Ordered quashed in the Feb. 11, 2013 CA resolution penned by
CA Associate Justice Angelita Gacutan is Criminal Case 18480 pending before the
Regional Trial Court (RTC) Branch 42 of San Fernando, Pampanga.
Also sought to be recalled is the arrest warrant issued by
San Fernando, Pampanga RTC Branch 42 Judge Maria Amifaith Fider-Reyes against
Sagun as well as that against Lee, his son Dexter, Globe Asiatique accounting
department head Cristina Salagan, and Pag-IBIG lawyer Alex Alvarez.
The appeals court, in dismissing the syndicated estafa case,
explained: “There is only one information for syndicated estafa filed against
all the accused, petitioner included, under Criminal Case 18480 pending before
public respondent RTC. xxx Following the definition of the law, if only less
than five persons are charged of
syndicated estafa, the estafa or swindling cannot be committed by a syndicate.
To hold otherwise would be to deny such persons of the right to bail thus,
violating their constitutional right to due process and liberty.”
“By the same logic, the remaining four accused in Criminal
Case 18480 cannot be tagged as a syndicate in contemplation of Sec. 1, P.D.
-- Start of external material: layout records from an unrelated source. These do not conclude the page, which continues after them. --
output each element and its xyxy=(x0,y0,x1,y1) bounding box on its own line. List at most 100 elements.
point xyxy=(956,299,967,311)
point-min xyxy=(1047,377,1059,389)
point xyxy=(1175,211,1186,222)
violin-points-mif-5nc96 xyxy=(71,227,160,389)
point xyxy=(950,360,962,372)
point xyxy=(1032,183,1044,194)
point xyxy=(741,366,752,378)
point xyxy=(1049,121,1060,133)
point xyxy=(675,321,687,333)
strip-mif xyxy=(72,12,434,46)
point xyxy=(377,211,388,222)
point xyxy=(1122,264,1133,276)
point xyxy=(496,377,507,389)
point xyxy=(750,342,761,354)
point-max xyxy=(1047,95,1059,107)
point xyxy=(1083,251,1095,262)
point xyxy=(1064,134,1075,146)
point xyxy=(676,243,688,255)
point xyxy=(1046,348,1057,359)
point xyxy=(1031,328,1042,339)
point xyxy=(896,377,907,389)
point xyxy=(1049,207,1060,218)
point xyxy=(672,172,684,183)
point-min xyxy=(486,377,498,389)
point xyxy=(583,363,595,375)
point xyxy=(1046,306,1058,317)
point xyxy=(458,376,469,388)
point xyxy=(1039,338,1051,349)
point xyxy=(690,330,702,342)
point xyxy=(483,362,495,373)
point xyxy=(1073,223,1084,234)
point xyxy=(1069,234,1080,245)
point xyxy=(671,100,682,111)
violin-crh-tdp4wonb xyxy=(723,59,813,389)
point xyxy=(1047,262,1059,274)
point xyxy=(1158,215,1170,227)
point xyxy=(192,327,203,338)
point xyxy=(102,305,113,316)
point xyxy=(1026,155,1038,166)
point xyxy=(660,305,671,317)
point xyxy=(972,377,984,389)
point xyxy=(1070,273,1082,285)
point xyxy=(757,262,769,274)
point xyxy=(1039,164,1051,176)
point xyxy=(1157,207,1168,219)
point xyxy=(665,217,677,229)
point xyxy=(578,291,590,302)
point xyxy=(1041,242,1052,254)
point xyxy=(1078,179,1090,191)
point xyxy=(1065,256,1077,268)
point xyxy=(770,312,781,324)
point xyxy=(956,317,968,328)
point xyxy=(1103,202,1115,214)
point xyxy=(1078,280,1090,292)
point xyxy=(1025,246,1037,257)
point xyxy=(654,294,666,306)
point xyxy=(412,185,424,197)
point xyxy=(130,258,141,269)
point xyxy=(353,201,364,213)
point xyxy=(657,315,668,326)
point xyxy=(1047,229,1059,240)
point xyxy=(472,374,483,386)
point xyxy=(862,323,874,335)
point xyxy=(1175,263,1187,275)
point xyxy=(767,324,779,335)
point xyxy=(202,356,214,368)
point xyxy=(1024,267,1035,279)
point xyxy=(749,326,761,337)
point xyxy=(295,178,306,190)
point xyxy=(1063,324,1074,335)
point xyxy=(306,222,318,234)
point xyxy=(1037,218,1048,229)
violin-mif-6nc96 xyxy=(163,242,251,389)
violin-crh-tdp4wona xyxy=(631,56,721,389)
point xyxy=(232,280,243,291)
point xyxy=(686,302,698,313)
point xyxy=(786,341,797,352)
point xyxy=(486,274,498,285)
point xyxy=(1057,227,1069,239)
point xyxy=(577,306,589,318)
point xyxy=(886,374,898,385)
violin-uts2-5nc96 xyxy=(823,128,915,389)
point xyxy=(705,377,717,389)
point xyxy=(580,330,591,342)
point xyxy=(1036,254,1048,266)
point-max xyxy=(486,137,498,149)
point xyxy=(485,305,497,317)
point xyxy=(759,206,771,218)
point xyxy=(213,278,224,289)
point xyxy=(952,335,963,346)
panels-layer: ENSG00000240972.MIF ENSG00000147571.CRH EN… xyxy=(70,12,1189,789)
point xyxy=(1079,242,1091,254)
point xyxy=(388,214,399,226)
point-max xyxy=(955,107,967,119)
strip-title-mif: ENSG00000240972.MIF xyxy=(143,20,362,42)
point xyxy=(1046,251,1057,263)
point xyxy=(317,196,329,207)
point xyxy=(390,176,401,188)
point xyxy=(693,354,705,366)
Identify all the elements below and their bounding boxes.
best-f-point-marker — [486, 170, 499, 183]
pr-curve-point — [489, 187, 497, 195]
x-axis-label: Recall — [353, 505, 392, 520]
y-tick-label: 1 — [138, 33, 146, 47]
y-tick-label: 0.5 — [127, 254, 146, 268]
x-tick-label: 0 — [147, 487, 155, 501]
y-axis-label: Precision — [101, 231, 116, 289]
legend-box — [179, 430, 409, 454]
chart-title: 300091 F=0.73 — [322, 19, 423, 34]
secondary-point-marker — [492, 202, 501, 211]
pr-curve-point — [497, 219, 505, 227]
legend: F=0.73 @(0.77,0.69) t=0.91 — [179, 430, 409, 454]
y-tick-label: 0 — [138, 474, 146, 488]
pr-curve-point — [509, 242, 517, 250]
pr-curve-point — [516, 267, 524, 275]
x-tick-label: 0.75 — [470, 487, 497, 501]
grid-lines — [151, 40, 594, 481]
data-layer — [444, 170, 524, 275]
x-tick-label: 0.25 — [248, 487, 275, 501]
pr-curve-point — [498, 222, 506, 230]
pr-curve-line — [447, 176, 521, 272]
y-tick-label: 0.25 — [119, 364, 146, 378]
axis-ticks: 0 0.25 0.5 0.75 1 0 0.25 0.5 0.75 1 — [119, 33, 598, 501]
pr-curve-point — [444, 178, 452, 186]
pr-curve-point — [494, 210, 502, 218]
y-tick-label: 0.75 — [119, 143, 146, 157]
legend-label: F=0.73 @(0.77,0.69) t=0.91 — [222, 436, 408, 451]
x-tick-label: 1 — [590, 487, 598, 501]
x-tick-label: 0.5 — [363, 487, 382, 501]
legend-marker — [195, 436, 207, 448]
1689. This is so because the lack of probable cause to indict petitioner Sagun
for the offense of syndicated estafa and the dismissal of the DOJ Review
Resolution dated Aug. 10, 2011 changes the juridical nature of the offense
charged against petitioner Sagun and the four other accused,” the appellate
court continued.
The resolution said: “In other words, since there would only
now be four accused in the information for syndicated estafa in view of our
disquisition absolving the petitioner, the said Information would be
constitutionally infirm at its core.